Vectorized environments will batch actions and observations if they are elements from standard Gym spaces, such as gym.spaces.Box, gym.spaces.Discrete, or gym.spaces.Dict. However, if you create your own environment with a custom action and/or observation space (inheriting from gym.Space), the vectorized environment will not attempt to automatically batch the actions/observations, and instead it will return the raw tuple of elements from all parallel environments.

In the following example, we create a new environment SMILESEnv, whose observations are strings representing the SMILES notation of a molecular structure, with a custom observation space SMILES. The observations returned by the vectorized environment are contained in a tuple of strings.

>>> class SMILES(gym.Space):
...     def __init__(self, symbols):
...         super().__init__()
...         self.symbols = symbols
...
...     def __eq__(self, other):
...         return self.symbols == other.symbols

>>> class SMILESEnv(gym.Env):
...     observation_space = SMILES("][()CO=")
...     action_space = gym.spaces.Discrete(7)
...
...     def reset(self):
...         self._state = "["
...         return self._state
...
...     def step(self, action):
...         self._state += self.observation_space.symbols[action]
...         reward = done = (action == 0)
...         return (self._state, float(reward), done, {})

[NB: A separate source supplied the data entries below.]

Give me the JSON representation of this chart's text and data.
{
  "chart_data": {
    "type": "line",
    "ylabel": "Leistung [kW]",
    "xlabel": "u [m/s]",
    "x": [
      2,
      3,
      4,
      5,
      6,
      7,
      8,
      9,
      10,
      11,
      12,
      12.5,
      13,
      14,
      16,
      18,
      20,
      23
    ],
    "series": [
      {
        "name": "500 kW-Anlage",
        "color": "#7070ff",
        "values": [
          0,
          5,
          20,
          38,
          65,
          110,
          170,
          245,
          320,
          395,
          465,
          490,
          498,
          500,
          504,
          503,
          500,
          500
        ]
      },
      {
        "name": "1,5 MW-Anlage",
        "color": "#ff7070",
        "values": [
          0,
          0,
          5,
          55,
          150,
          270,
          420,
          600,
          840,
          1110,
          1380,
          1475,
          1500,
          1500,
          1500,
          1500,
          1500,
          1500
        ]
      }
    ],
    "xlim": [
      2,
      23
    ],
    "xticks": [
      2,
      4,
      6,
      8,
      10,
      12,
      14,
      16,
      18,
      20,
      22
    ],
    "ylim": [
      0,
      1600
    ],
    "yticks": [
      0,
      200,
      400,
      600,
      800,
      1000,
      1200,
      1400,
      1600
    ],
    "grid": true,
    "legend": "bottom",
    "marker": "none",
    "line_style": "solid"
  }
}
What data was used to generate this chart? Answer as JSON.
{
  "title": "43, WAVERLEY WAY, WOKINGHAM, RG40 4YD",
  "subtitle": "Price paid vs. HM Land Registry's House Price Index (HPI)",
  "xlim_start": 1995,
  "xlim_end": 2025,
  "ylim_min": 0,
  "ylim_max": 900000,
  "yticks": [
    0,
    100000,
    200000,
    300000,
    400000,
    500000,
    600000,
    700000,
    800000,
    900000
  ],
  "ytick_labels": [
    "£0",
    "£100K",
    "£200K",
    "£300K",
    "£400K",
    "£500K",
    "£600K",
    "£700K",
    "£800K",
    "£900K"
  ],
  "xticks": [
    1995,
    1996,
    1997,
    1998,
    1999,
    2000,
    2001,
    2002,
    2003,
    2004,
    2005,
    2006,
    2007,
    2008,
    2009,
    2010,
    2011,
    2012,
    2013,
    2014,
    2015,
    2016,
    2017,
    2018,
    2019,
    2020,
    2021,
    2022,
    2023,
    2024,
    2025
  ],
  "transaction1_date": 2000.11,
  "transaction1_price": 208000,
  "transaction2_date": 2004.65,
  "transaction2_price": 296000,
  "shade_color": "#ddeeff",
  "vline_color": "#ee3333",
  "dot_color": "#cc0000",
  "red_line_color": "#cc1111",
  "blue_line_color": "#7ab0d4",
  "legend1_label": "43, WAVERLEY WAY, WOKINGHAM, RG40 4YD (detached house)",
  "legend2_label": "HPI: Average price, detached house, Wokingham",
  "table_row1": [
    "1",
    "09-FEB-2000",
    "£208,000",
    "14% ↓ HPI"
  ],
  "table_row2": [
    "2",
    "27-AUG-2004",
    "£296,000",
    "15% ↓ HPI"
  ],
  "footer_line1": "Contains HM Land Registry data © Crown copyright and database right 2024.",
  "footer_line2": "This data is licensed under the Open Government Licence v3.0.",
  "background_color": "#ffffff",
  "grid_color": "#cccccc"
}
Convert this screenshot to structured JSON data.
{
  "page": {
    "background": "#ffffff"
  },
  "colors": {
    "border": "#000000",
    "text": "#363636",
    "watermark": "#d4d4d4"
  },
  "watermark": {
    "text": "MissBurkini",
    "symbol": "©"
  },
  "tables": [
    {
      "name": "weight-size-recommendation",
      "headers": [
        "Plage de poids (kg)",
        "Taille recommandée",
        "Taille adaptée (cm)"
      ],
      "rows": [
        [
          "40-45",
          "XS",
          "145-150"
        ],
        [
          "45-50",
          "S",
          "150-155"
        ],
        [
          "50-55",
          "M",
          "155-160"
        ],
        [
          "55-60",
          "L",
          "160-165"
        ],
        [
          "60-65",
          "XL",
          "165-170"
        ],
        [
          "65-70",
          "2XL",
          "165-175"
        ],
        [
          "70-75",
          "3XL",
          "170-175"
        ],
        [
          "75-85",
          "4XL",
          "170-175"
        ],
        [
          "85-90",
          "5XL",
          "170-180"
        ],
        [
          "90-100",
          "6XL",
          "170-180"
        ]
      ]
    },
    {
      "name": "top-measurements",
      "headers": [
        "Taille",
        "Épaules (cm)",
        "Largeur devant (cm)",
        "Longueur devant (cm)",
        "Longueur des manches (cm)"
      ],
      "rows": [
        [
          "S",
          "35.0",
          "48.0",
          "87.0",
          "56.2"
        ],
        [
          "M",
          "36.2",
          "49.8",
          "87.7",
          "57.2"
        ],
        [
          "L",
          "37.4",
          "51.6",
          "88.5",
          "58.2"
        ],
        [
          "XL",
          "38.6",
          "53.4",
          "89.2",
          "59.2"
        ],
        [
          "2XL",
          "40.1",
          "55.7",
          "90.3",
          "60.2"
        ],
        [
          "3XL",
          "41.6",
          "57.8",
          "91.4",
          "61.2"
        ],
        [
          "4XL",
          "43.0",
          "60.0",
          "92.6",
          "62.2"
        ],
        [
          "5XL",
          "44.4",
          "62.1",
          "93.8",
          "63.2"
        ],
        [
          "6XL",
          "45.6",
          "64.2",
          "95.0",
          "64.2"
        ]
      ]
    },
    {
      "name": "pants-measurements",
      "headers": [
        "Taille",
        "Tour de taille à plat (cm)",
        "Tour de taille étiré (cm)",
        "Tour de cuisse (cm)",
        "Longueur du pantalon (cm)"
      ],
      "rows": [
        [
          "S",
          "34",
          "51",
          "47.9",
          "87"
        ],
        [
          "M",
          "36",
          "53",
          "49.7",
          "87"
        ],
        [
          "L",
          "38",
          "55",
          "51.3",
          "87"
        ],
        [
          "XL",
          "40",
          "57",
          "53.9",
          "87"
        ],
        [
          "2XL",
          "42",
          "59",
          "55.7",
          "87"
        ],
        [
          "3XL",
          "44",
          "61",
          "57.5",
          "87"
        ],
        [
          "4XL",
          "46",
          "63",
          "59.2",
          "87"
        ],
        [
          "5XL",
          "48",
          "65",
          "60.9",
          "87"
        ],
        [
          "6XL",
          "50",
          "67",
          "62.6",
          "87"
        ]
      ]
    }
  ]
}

>>> envs = gym.vector.AsyncVectorEnv(
...     [lambda: SMILESEnv()] * 3,
...     shared_memory=False
... )
>>> envs.reset()
>>> observations, rewards, dones, infos = envs.step(np.array([2, 5, 4]))
>>> observations
('[(', '[O', '[C')

Custom observation and action spaces may inherit from the gym.Space class. However, most use-cases should be covered by the existing space classes (e.g. gym.spaces.Box, gym.spaces.Discrete, etc…), and container classes (gym.spaces.Tuple and gym.spaces.Dict). Moreover, some implementations of reinforcement learning algorithms might not handle custom spaces properly. Use custom spaces with care.

If you use AsyncVectorEnv with a custom observation space, you must set shared_memory=False, since shared memory and automatic batching is not compatible with custom spaces. In general if you use custom spaces with AsyncVectorEnv, the elements of those spaces must be pickleable.